One year, I made a point of hearing the shofar every morning—for the entire month! This experience had a tremendous impact on me, even until this very day. Imagine you hear the sound of an ambulance every day at the same time. Will it pierce your heart? Will the sirens cause you to tremble? Will it cause you to worry? Will this sound cause you to be thankful that you are okay? Will it make you think of your own health? Will it make you think of others and wish them well? Perhaps you will be reminded to be more responsible for your health and make new decisions so you can live better? When I heard the shofar, the blasts made me think of all of these things.
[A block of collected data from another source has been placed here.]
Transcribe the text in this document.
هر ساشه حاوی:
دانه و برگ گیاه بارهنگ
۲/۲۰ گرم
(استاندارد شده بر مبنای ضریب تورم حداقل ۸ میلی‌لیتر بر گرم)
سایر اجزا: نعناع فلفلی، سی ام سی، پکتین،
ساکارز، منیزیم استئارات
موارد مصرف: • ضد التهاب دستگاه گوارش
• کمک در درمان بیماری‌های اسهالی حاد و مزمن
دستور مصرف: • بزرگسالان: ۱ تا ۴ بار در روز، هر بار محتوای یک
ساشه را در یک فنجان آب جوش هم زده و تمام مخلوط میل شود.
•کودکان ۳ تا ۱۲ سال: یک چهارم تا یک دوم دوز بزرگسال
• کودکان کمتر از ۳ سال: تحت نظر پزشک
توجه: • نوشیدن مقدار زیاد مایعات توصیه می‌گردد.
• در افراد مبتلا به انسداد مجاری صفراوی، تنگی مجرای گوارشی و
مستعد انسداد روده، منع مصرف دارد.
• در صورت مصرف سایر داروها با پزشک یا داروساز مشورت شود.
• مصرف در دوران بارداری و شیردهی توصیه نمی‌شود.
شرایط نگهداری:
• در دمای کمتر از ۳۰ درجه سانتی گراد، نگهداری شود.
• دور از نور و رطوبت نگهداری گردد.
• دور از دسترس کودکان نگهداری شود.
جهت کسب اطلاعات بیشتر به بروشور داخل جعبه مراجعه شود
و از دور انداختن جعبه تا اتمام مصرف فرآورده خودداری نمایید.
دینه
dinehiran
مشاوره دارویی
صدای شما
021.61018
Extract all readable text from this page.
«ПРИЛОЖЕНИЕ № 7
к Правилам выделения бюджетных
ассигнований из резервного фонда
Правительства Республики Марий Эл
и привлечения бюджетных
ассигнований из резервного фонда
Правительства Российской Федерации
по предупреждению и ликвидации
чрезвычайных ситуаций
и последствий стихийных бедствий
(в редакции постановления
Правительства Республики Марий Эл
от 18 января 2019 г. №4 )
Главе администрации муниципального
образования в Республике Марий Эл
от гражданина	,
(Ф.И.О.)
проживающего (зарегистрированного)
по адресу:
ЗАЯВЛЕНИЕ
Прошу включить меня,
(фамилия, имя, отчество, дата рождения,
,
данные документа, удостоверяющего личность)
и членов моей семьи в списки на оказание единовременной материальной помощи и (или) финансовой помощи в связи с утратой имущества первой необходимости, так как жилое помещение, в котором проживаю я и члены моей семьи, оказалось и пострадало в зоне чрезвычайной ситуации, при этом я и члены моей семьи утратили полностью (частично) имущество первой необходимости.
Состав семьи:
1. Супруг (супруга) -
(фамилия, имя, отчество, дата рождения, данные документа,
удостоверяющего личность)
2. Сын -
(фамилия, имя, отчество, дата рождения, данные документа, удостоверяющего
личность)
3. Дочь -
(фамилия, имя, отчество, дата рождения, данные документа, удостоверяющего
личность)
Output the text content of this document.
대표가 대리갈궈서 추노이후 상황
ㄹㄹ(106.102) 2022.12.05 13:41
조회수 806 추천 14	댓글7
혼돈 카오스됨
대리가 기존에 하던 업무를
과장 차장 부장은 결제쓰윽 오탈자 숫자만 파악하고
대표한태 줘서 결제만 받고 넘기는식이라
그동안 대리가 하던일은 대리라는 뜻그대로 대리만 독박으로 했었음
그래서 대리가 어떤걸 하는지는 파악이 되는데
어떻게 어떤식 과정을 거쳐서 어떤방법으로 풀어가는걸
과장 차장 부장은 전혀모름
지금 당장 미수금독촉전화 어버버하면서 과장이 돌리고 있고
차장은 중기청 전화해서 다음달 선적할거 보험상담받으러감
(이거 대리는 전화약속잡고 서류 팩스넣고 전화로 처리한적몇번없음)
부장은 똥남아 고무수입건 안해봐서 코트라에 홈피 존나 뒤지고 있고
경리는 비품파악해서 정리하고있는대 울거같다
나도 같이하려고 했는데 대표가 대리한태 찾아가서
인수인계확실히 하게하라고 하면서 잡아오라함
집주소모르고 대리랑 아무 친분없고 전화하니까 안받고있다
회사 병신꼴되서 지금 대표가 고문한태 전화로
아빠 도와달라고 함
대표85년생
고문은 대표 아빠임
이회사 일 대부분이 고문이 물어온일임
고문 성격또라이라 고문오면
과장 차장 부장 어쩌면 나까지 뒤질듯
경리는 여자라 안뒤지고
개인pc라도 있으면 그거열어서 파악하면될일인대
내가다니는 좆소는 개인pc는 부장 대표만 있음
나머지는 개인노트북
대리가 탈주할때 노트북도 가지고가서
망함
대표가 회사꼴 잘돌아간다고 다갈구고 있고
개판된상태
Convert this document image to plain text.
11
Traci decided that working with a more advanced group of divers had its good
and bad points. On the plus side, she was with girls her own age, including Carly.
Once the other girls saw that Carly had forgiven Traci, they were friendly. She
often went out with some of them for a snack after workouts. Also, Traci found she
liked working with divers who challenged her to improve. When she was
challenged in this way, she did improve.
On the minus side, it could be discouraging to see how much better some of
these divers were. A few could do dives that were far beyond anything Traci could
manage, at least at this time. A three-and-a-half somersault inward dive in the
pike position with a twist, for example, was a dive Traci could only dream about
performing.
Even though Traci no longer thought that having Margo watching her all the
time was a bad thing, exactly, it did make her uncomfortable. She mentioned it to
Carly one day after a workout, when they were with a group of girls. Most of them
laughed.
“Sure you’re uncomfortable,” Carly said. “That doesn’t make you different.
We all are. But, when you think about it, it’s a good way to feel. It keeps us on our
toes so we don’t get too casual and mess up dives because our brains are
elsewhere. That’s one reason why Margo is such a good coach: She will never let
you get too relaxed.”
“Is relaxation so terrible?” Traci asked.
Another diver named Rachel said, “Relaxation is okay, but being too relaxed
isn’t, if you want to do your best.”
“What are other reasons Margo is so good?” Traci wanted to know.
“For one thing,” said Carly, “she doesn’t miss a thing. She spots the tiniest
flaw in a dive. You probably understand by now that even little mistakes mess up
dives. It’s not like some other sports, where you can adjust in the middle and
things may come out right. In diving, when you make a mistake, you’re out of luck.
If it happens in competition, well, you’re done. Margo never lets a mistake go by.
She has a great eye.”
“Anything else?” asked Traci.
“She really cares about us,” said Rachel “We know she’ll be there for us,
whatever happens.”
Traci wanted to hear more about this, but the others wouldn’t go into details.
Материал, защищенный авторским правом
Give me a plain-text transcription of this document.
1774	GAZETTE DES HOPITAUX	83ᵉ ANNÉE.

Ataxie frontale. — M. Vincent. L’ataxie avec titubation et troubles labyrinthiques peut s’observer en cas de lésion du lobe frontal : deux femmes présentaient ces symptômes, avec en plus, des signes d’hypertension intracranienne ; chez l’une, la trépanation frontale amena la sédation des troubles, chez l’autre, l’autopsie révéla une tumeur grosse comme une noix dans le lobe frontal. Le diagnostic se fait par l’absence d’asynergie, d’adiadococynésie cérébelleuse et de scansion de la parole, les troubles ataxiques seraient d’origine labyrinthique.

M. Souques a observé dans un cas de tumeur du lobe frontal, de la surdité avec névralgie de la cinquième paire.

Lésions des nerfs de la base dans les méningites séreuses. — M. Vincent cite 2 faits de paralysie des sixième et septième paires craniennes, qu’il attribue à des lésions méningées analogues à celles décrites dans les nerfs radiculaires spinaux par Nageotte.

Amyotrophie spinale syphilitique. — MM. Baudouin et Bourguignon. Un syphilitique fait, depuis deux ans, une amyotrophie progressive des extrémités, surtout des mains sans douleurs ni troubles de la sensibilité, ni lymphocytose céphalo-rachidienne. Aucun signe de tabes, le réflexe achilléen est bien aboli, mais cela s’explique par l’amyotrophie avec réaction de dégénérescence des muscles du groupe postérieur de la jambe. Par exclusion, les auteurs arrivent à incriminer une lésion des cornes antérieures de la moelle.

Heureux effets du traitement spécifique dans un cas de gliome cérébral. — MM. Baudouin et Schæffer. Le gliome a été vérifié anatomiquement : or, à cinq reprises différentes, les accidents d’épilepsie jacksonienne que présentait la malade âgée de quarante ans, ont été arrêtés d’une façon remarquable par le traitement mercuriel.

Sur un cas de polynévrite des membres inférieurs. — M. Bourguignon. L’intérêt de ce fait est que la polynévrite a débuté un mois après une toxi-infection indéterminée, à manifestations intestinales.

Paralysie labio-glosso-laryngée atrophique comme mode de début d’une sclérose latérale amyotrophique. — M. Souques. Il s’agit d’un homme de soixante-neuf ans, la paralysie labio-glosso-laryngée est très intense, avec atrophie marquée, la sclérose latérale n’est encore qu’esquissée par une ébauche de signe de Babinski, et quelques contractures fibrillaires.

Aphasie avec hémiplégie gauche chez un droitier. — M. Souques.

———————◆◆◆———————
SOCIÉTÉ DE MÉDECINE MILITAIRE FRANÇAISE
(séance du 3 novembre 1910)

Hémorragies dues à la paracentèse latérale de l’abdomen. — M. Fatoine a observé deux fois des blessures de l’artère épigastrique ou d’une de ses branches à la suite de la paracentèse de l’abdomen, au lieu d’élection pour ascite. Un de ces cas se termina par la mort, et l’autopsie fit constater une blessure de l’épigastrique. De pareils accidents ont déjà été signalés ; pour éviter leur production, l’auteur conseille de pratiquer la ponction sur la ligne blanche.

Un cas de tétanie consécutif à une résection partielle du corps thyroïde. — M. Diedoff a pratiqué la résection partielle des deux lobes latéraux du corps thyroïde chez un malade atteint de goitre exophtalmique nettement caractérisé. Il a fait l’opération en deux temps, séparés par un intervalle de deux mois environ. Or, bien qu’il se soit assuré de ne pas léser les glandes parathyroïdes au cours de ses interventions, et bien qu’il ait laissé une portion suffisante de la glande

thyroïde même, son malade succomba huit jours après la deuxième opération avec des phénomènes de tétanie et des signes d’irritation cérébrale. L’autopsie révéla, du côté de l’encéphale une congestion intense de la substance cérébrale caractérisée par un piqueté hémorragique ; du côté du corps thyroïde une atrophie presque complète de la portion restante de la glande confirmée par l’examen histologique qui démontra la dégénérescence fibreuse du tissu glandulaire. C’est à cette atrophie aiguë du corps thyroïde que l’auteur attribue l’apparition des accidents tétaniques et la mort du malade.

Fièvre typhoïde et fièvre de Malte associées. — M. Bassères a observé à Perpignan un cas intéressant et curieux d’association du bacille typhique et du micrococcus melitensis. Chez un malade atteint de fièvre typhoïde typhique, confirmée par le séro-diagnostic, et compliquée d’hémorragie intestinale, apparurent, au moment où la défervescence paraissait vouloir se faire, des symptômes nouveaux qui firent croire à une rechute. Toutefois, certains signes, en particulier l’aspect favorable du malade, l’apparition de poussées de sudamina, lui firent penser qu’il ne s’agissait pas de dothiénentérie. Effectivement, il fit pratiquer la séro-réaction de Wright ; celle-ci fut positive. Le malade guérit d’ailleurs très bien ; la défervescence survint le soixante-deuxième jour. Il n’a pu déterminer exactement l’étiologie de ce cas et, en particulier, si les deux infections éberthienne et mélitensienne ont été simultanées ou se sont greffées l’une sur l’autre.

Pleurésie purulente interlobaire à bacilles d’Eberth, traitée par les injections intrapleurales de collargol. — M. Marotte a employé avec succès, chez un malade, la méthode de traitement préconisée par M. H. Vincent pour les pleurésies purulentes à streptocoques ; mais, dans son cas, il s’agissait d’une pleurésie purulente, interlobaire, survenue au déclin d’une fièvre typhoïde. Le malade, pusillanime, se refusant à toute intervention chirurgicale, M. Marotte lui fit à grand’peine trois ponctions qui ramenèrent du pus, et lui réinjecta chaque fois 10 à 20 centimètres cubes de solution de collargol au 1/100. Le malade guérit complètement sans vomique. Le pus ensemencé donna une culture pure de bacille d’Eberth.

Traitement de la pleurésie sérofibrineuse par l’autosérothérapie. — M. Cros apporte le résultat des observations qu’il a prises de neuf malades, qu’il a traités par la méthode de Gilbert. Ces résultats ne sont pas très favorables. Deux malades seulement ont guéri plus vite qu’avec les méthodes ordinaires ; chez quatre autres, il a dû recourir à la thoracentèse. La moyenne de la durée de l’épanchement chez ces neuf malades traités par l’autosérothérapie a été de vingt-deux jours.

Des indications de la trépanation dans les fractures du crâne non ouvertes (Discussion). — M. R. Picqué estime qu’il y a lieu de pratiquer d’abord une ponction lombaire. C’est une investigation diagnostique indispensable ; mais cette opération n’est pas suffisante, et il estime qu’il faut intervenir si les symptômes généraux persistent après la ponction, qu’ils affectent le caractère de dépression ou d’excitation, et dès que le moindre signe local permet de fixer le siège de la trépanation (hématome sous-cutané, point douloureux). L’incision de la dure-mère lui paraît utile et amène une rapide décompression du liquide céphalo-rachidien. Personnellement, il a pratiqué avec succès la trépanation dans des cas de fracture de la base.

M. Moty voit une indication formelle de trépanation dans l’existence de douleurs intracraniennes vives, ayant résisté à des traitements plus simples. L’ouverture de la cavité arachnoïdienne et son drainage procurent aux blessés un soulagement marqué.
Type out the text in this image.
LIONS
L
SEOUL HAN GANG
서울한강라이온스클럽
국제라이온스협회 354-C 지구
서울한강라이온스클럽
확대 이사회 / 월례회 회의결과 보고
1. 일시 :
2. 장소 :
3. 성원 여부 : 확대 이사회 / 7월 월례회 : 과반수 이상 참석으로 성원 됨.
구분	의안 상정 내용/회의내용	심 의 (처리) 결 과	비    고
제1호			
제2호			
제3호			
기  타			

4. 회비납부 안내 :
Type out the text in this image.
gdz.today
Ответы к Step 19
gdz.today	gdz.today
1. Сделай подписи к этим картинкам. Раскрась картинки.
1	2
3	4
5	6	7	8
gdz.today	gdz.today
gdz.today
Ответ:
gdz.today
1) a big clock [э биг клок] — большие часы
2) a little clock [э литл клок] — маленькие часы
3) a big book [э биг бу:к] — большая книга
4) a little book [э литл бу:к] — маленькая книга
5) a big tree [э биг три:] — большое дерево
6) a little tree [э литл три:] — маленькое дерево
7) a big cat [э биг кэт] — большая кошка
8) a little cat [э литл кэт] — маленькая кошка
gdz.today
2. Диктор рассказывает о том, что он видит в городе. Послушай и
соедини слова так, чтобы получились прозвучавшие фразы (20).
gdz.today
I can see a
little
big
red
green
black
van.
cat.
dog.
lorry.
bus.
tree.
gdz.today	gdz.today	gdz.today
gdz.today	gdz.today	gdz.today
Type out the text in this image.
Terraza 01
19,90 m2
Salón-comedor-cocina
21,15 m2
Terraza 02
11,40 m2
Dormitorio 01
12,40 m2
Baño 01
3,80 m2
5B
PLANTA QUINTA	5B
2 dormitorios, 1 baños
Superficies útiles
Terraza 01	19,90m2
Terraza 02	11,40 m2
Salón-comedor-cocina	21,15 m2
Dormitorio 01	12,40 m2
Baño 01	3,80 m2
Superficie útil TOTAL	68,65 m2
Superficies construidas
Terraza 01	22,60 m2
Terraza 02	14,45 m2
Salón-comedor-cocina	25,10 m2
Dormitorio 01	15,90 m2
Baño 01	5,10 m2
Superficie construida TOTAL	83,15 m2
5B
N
In Hebrew, the word shofar, which means “to repair,” consists of the three root letters shin, pay, and reish (ש.פ.ר). Coming from the same root, the word l’shaper means “to improve.” When I hear the shofar, I listen to my inner conscience leading me to assess what I can do better. The deeply penetrating and reflective sound of the shofar and the Hebrew meaning behind the word help me to improve myself, to grow better as a human being, to know what I want in life, and to know what my soul desires. I hear myself and my conscience better.
This is the message the shofar conveys to me. For forty days—from the first day of Elul leading up to Yom Kippur—I think about refining my character and filling my life with more goodness. Here are a couple of questions to ponder; For the next week, either in the morning or at night, take
a few minutes to reflect on what happened in the past twenty-four hours that was good. Marvel at the goodness. Congratulate yourself for the good you have brought into the world. How did this goodness make you and others around you feel? What in life is an “alarm clock” for you? What do you do to re-evaluate your course of action? What keeps you on your toes to be the best that you can be?
May we be more aware of that which makes us better and stronger, and may we celebrate life by being present as we step through our lives.